Çalınmış iken de her biri.
Nazımın niyazımın eksik olmadığı ve
sevginin tufanı ve yüreğimin nuru kalemle eşleşen yalnızlığım ve işte mahşeri
kalabalığı sözcüklerin.
Bir yitim addedildiğinde ömür.
Bir bitim ise gecenin köründe
eşelediğim önüm.
Ve ansızın hâsıl olan bir coşku:
kalemimi ilk kez elime aldığım sene iki bin on iki.

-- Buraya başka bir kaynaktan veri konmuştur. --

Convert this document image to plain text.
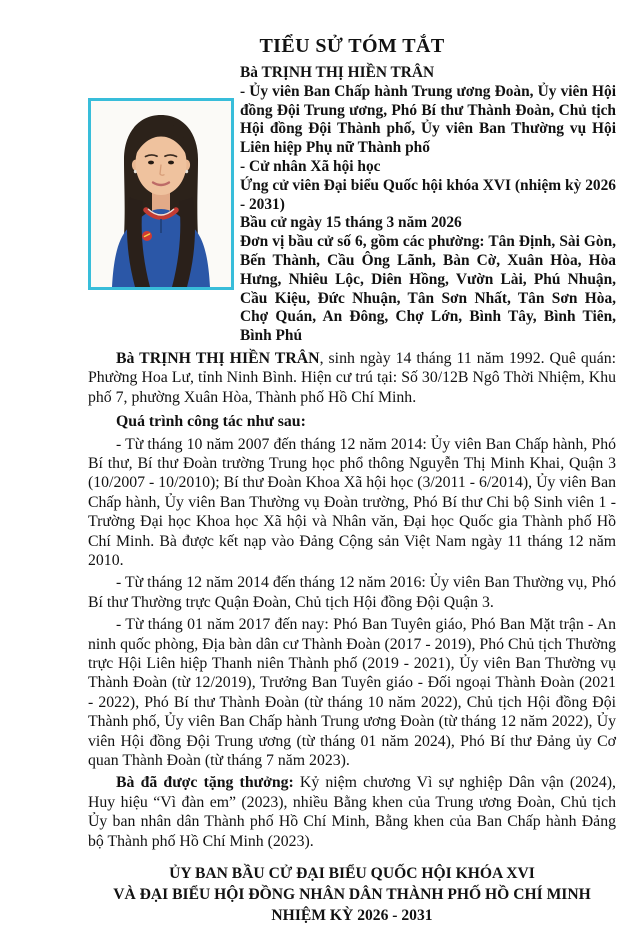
TIỂU SỬ TÓM TẮT

Bà TRỊNH THỊ HIỀN TRÂN

- Ủy viên Ban Chấp hành Trung ương Đoàn, Ủy viên Hội đồng Đội Trung ương, Phó Bí thư Thành Đoàn, Chủ tịch Hội đồng Đội Thành phố, Ủy viên Ban Thường vụ Hội Liên hiệp Phụ nữ Thành phố

- Cử nhân Xã hội học

Ứng cử viên Đại biểu Quốc hội khóa XVI (nhiệm kỳ 2026 - 2031)

Bầu cử ngày 15 tháng 3 năm 2026

Đơn vị bầu cử số 6, gồm các phường: Tân Định, Sài Gòn, Bến Thành, Cầu Ông Lãnh, Bàn Cờ, Xuân Hòa, Hòa Hưng, Nhiêu Lộc, Diên Hồng, Vườn Lài, Phú Nhuận, Cầu Kiệu, Đức Nhuận, Tân Sơn Nhất, Tân Sơn Hòa, Chợ Quán, An Đông, Chợ Lớn, Bình Tây, Bình Tiên, Bình Phú

Bà TRỊNH THỊ HIỀN TRÂN, sinh ngày 14 tháng 11 năm 1992. Quê quán: Phường Hoa Lư, tỉnh Ninh Bình. Hiện cư trú tại: Số 30/12B Ngô Thời Nhiệm, Khu phố 7, phường Xuân Hòa, Thành phố Hồ Chí Minh.

Quá trình công tác như sau:

- Từ tháng 10 năm 2007 đến tháng 12 năm 2014: Ủy viên Ban Chấp hành, Phó Bí thư, Bí thư Đoàn trường Trung học phổ thông Nguyễn Thị Minh Khai, Quận 3 (10/2007 - 10/2010); Bí thư Đoàn Khoa Xã hội học (3/2011 - 6/2014), Ủy viên Ban Chấp hành, Ủy viên Ban Thường vụ Đoàn trường, Phó Bí thư Chi bộ Sinh viên 1 - Trường Đại học Khoa học Xã hội và Nhân văn, Đại học Quốc gia Thành phố Hồ Chí Minh. Bà được kết nạp vào Đảng Cộng sản Việt Nam ngày 11 tháng 12 năm 2010.

- Từ tháng 12 năm 2014 đến tháng 12 năm 2016: Ủy viên Ban Thường vụ, Phó Bí thư Thường trực Quận Đoàn, Chủ tịch Hội đồng Đội Quận 3.

- Từ tháng 01 năm 2017 đến nay: Phó Ban Tuyên giáo, Phó Ban Mặt trận - An ninh quốc phòng, Địa bàn dân cư Thành Đoàn (2017 - 2019), Phó Chủ tịch Thường trực Hội Liên hiệp Thanh niên Thành phố (2019 - 2021), Ủy viên Ban Thường vụ Thành Đoàn (từ 12/2019), Trưởng Ban Tuyên giáo - Đối ngoại Thành Đoàn (2021 - 2022), Phó Bí thư Thành Đoàn (từ tháng 10 năm 2022), Chủ tịch Hội đồng Đội Thành phố, Ủy viên Ban Chấp hành Trung ương Đoàn (từ tháng 12 năm 2022), Ủy viên Hội đồng Đội Trung ương (từ tháng 01 năm 2024), Phó Bí thư Đảng ủy Cơ quan Thành Đoàn (từ tháng 7 năm 2023).

Bà đã được tặng thưởng: Kỷ niệm chương Vì sự nghiệp Dân vận (2024), Huy hiệu “Vì đàn em” (2023), nhiều Bằng khen của Trung ương Đoàn, Chủ tịch Ủy ban nhân dân Thành phố Hồ Chí Minh, Bằng khen của Ban Chấp hành Đảng bộ Thành phố Hồ Chí Minh (2023).

ỦY BAN BẦU CỬ ĐẠI BIỂU QUỐC HỘI KHÓA XVI
VÀ ĐẠI BIỂU HỘI ĐỒNG NHÂN DÂN THÀNH PHỐ HỒ CHÍ MINH
NHIỆM KỲ 2026 - 2031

Pervasız iken çocuk yüreğim delice
severken.
Hatta patavatsız hatta kızgın ve
sıfır hata ile iştigal yürek değirmenimden öğütülmüş iken duygularım ve ruhumu
ele geçiren yazma tutkum yazma sevdam.
Koruyucu meleklerin gizemi ve
sığınağım: Rabbin Dergâhı ve eşiğinde ve de eşliğinde nazlansa da kalem nazına
yenik düştüğüm bir rabıta bir umut bir çiçek ve işte yolumun kesiştiği s/onsuzluk
duygusu ve kaygısı.
Onsuz geçen nice zaman kalemin dil
yarası şiirlerim ise birer dilaltı.
Nakkaşı olduğum kadar duyguların ve
elimde meşalem diğer elimde sancağım ve asi varlığımla yola çıktığım kadar da
içime esen asi, delişmen bir rüzgârdım.
Günler sızılı.
Günler savruk.
Ömrün dilemması ve paçoz gölgeler
peşimde bense aldığım buyrukla yüce Rabbimin verdiği; ‘’YAZ’’ emriyle düşmüşken
bir kere bu aşka ve Allah rızası için yaşıyor ve sevebiliyor olmanın bir adım
ötesi ve işte kemale erdiğim kalemimin dinmeyen nazıyla ilhamıyla içimdeki
kilitli çekmeceyi söküp de yerinden varsa yoksa başımın göğe erip ereceği bir
matem bir de meltem ile s/özlenmişken korunaklı dünyamda.
Hayal ertesi.
Ve de aşkın her evresi.
Gölgelerden uzak ve aşka tutsak ve
işte karanlığı delen gözleri sevdalandığım kalemin mentollü tini hem yürek
yakan hem de feraha çıkaran bu büyük aşkın da müjdecisi iken yazma sevdam ve
hayal perim ve ilham durağında konduğum en yükseğe kodaman hayallerimin de
yılmaz bekçisi mademki feraha çıkacaktım ben bu yazma sevgisiyle.
Elyaf sevinçler durağı.
Aşkın közü ve son sözü.
Aşkın sonlanmayan vardiyası ve
pekişen iç sesim kimine göre hüzünlü kimine göre sevdalı ve işte tutuşan
yüreğimin asla da dinmez iken arayışı ve tutulmuş nutkuma eşlik eden nice şiir
nice nükte adeta nutuk atan seyyah binlerce imgeyle ettiğim dansın en müthiş en
cazip en donanımlı nüansı ve romansı…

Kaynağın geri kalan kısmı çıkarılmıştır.